John Martin

Personal information
- Full name: John Douglas Martin
- Born: 23 December 1941 Oxford, England
- Died: 6 July 2024 (aged 82) Reading, Berkshire, England
- Batting: Right-handed
- Bowling: Right-arm fast-medium
- Role: Bowler

Domestic team information
- 1962–65: Oxford University
- 1964–65: Somerset
- First-class debut: 2 May 1962 Oxford University v Gloucestershire
- Last First-class: 13 July 1965 Somerset v Glamorgan

Career statistics
| Competition | First-class |
| Matches | 40 |
| Runs scored | 148 |
| Batting average | 3.89 |
| 100s/50s | 0/0 |
| Top score | 14* |
| Balls bowled | 6317 |
| Wickets | 93 |
| Bowling average | 29.04 |
| 5 wickets in innings | 4 |
| 10 wickets in match | – |
| Best bowling | 7/26 |
| Catches/stumpings | 13/– |
- Source: CricketArchive, 17 February 2011

= John Martin (cricketer, born 1941) =

English cricketer

John Douglas Martin (23 December 1941 – 6 July 2024) was an English cricketer who played first-class cricket for Oxford University and Somerset in the 1960s. He also played Minor Counties cricket for Oxfordshire and Berkshire. He was born in Oxford.

Martin was a tail-end right-handed batsman and a right-arm fast-medium bowler. Educated at Magdalen College School in Oxford, he played Minor Counties cricket for Oxfordshire from 1959, and he took four Somerset wickets in the 1961 Minor Counties Championship challenge match, which was won by Somerset's second eleven. The following season, 1962, he joined Somerset, playing mostly second eleven cricket for the next four summers after the end of the university term, and appearing only twice in the county's first team.

The bulk of Martin's first-class cricket was played for Oxford University.

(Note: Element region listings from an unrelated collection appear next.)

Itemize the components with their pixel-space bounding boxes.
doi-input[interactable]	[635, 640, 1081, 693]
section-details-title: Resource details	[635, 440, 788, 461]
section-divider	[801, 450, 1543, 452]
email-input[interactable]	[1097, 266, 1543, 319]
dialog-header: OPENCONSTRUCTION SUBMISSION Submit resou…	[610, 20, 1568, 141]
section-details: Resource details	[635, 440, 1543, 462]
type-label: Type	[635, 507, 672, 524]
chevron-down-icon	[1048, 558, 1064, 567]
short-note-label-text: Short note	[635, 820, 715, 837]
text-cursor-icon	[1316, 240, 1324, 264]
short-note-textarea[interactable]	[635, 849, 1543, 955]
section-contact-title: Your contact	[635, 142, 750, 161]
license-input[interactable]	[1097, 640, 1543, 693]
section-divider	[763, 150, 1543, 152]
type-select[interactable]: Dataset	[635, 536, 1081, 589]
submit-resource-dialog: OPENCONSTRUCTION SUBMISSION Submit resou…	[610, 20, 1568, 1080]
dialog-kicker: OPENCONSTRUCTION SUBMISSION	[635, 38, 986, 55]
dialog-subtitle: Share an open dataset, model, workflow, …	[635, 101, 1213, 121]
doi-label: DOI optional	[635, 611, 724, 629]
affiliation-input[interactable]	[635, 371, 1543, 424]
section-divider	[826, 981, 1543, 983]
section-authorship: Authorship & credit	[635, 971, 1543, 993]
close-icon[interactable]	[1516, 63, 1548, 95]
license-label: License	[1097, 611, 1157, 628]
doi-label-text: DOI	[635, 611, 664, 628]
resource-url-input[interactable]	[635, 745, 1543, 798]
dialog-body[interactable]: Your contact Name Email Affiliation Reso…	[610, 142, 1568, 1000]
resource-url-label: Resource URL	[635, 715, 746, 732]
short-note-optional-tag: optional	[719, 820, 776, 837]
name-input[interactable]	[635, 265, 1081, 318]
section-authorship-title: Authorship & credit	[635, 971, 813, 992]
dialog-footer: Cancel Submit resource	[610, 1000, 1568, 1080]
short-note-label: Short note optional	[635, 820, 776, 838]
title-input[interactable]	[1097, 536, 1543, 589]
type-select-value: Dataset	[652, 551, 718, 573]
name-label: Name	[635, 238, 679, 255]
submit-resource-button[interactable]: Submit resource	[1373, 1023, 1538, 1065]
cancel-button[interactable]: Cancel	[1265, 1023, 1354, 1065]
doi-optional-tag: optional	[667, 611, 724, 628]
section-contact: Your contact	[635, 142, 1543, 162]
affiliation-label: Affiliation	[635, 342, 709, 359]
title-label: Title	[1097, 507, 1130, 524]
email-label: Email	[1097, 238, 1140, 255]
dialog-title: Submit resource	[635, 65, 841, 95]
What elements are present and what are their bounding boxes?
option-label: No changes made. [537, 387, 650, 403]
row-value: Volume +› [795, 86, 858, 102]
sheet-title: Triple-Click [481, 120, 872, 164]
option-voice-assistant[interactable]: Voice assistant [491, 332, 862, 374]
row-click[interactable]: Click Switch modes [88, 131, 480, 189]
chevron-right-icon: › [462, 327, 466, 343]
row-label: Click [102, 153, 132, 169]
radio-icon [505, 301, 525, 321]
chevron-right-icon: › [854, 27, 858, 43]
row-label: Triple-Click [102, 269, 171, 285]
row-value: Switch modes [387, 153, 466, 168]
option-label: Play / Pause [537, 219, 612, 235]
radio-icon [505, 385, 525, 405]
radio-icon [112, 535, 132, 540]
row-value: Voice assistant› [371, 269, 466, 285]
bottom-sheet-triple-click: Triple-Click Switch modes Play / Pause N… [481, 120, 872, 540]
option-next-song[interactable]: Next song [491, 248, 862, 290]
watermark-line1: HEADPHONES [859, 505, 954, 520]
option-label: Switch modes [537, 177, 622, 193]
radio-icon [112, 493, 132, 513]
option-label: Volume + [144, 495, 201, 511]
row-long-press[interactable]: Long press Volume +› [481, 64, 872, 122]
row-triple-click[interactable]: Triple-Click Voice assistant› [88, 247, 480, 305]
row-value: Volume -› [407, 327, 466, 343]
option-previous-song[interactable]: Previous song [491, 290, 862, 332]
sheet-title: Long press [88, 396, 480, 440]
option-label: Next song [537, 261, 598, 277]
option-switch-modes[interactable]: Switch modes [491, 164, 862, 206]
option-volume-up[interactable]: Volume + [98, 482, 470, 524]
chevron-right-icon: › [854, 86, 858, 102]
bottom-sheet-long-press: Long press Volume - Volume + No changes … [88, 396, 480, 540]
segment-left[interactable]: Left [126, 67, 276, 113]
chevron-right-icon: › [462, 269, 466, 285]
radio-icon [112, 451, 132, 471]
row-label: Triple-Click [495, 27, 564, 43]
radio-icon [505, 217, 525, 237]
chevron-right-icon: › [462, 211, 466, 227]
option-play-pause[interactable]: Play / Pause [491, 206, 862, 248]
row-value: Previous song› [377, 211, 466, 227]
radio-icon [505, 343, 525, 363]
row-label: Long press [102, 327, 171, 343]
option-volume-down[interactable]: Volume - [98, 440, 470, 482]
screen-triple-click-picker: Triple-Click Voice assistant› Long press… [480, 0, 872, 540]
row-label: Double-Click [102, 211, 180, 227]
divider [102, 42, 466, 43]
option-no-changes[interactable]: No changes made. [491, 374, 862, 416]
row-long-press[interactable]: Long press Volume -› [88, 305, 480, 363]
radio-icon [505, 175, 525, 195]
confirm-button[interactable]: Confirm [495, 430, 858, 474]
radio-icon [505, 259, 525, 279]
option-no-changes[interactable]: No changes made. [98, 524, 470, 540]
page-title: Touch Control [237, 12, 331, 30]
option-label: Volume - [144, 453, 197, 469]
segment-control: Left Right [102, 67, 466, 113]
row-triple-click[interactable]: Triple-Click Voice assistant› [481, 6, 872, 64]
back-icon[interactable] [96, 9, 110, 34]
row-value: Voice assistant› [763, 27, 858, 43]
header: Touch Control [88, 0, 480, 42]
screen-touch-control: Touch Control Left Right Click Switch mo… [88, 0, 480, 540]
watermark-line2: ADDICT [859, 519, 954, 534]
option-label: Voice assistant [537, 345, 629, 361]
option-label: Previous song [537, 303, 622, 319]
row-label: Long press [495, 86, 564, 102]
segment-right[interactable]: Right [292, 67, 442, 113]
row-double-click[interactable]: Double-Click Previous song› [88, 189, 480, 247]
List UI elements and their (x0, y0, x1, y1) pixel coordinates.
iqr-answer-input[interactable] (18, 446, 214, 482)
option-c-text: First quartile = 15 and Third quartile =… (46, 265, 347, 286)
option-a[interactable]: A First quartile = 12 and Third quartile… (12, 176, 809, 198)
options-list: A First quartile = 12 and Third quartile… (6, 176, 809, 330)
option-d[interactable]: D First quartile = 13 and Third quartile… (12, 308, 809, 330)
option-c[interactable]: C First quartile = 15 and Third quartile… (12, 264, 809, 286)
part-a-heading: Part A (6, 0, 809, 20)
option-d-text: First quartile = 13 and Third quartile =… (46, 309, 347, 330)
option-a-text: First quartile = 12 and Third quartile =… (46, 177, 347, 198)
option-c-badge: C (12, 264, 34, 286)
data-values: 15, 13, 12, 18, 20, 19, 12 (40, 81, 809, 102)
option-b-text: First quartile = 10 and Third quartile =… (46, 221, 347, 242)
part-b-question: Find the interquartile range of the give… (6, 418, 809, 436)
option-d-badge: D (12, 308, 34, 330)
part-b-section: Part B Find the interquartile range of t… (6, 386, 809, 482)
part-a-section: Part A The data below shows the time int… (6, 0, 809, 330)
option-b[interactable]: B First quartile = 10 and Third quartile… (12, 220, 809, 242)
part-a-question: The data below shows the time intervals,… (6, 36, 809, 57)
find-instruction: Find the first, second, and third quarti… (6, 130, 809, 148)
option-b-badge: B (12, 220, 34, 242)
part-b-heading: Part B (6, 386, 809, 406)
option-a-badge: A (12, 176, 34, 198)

He was a freshman undergraduate at St Edmund Hall in 1962 and opened the bowling in the first match of the season against Gloucestershire: Martin Young and Ron Nicholls put on 395 for the first wicket for Gloucestershire, still the highest first-class partnership for any wicket for the county, though Martin did have Young caught behind the wicket. Playing in just six matches because of examinations, Martin took only nine first-class wickets in what Wisden Cricketers' Almanack declared was a "depressing" season. Four of those came in the University match, where he won his blue. He was a lot more successful in 1963, taking 26 first-class wickets including his first five-wicket haul, a return of six for 70 in the match against Marylebone Cricket Club (MCC) when his victims included four England Test batsmen. In the University match, however, he retired with influenza after bowling only five overs. In 1964, he missed the match with Cambridge entirely through injury, though earlier in the season, he had produced the best bowling figures of his first-class career by taking seven Derbyshire wickets for just 26 runs in a rain-ruined match.

In December 1964, Martin was a member of an MCC team that toured South America for a month: the team consisted mainly of former public school players and there were matches in Chile, Brazil and Argentina. In the 1965 season, Martin was captain of the Oxford University side and had his best-ever bowling season, taking 37 wickets for the university side at an average of 19.24. After almost leading his side to victory in the 1965 University match, though, Martin played only one further first-class match, his second for Somerset after one in the 1964 season. He continued to play second eleven cricket for Somerset until the end of the 1966 season and made one fleeting appearance six years later for Berkshire in the Minor Counties. A negligible batsman, he reached double figures only five times in 40 matches (twice in one match) and his highest score was just 14.

Martin became a schoolmaster, teaching at Wellington College in Berkshire from 1966 until he retired as deputy head in 2002. He died in a hospital in Reading on 6 July 2024, aged 82.